Home builder confidence hits lowest point since June

Data from the National Association of Home Builders/ Wells Fargo Housing Index

by Anjana Sundaram
January 19, 2010

Home builder confidence declined in January to its lowest point since June, the National Association of Home Builders reported Wednesday. The January Housing Market Index edged down to 15, indicating that only 15 percent of home builders think it is a good market for newly built, single-family homes.

The index’s performance decreased one point from the prior month, which was attributed to continuing concerns over a poor job market and a large number of foreclosed homes for sale. The measure underperformed compared with the average analyst expectation of 17 according to a Bloomberg survey. The index tracks three components:  current single-family home sales, single-family sales expected in the next six months, and the traffic level of prospective buyers.

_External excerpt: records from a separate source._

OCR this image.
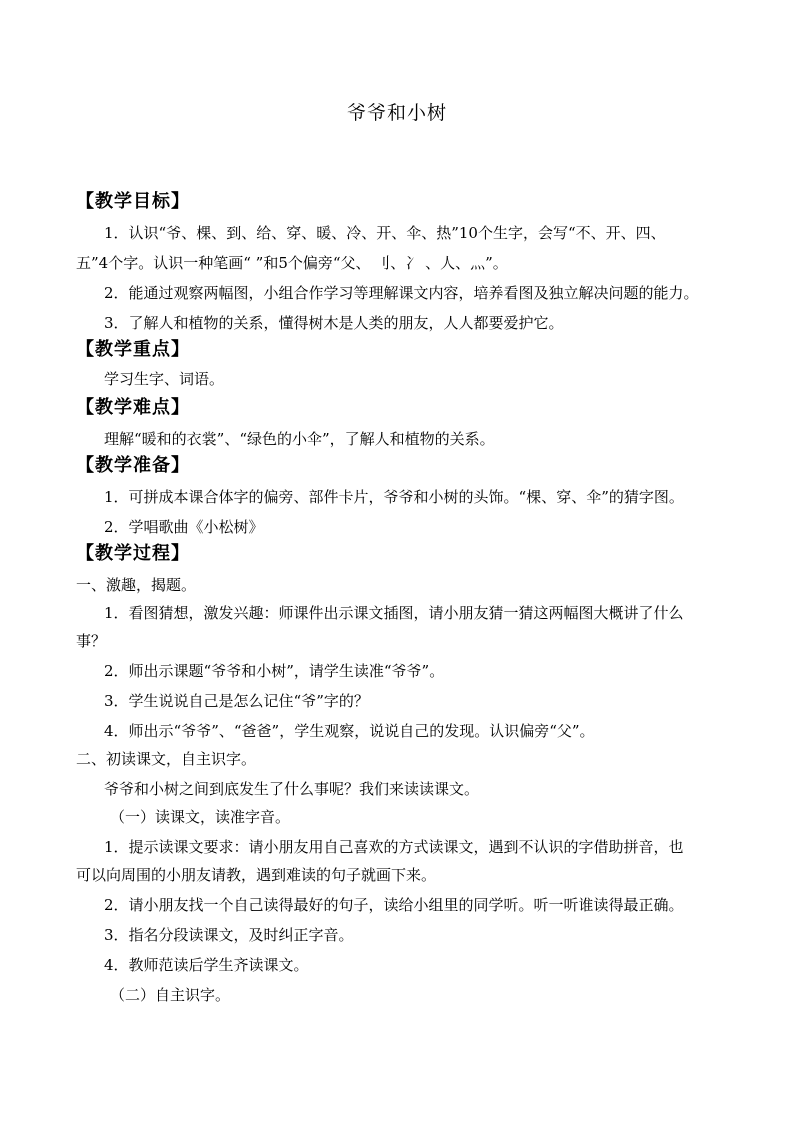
爷爷和小树
【教学目标】
1．认识“爷、棵、到、给、穿、暖、冷、开、伞、热”10个生字，会写“不、开、四、
五”4个字。认识一种笔画“ ”和5个偏旁“父、 刂、冫 、人、灬”。
2．能通过观察两幅图，小组合作学习等理解课文内容，培养看图及独立解决问题的能力。
3．了解人和植物的关系，懂得树木是人类的朋友，人人都要爱护它。
【教学重点】
学习生字、词语。
【教学难点】
理解“暖和的衣裳”、“绿色的小伞”，了解人和植物的关系。
【教学准备】
1．可拼成本课合体字的偏旁、部件卡片，爷爷和小树的头饰。“棵、穿、伞”的猜字图。
2．学唱歌曲《小松树》
【教学过程】
一、激趣，揭题。
1．看图猜想，激发兴趣：师课件出示课文插图，请小朋友猜一猜这两幅图大概讲了什么
事？
2．师出示课题“爷爷和小树”，请学生读准“爷爷”。
3．学生说说自己是怎么记住“爷”字的？
4．师出示“爷爷”、“爸爸”，学生观察，说说自己的发现。认识偏旁“父”。
二、初读课文，自主识字。
爷爷和小树之间到底发生了什么事呢？我们来读读课文。
（一）读课文，读准字音。
1．提示读课文要求：请小朋友用自己喜欢的方式读课文，遇到不认识的字借助拼音，也
可以向周围的小朋友请教，遇到难读的句子就画下来。
2．请小朋友找一个自己读得最好的句子，读给小组里的同学听。听一听谁读得最正确。
3．指名分段读课文，及时纠正字音。
4．教师范读后学生齐读课文。
（二）自主识字。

On a regional basis, the index showed that the builder confidence in the Midwest region was lower than the national number, decreasing by a point to 11 for the month of January. “The foreclosures and short sales are a pretty good share of the Illnois market,” said Marv Stockert, executive director at the Illinois Association of Mortgage Brokers.

David Crowe, chief economist at the builder’s association, said consumer hesitation is impeding growth in the home sales market. “Home-buying conditions have rarely been as good as they are right now, but consumers are still waiting to see significant positive signs of improvement in employment and confidence, and this is slowing buyers’ return to the market,” Crowe said in a press release.

Peter Morici, an economist at the University of Maryland, correctly predicted that the builder confidence index would decline to 15, given the current excess supply of homes. “We’ve built more houses than we need….The bottom line is that we are going to see 5 million foreclosures in the next two to three years,” Morici said.

To make matters worse, builder confidence is not expected to increase in the near future. “Builders can’t borrow any money to build on vacant land because the values have declined so much… Most builders like to go into situations with pre-sold properties, but new constructions loans are not available,” said Jeffrey Metcalf, president of Record Information Services, an information database company. Metcalf predicts a slow climb for the real estate market: “Any glimmer of hope, and the industry gets smacked down again.” 

Many believe that builder sales are being artificially increased because of the Federal Home Buyer Tax Credit, which offers first-time buyers an $8,000 credit until April 30, 2010. “Any sales for new residential properties are being driven by first-time home buyers….In my opinion, that is what’s keeping builder sales going, ” Stockert said. “Once we see this $8,000 credit go away, I believe that the home sales are really going to be hurt.”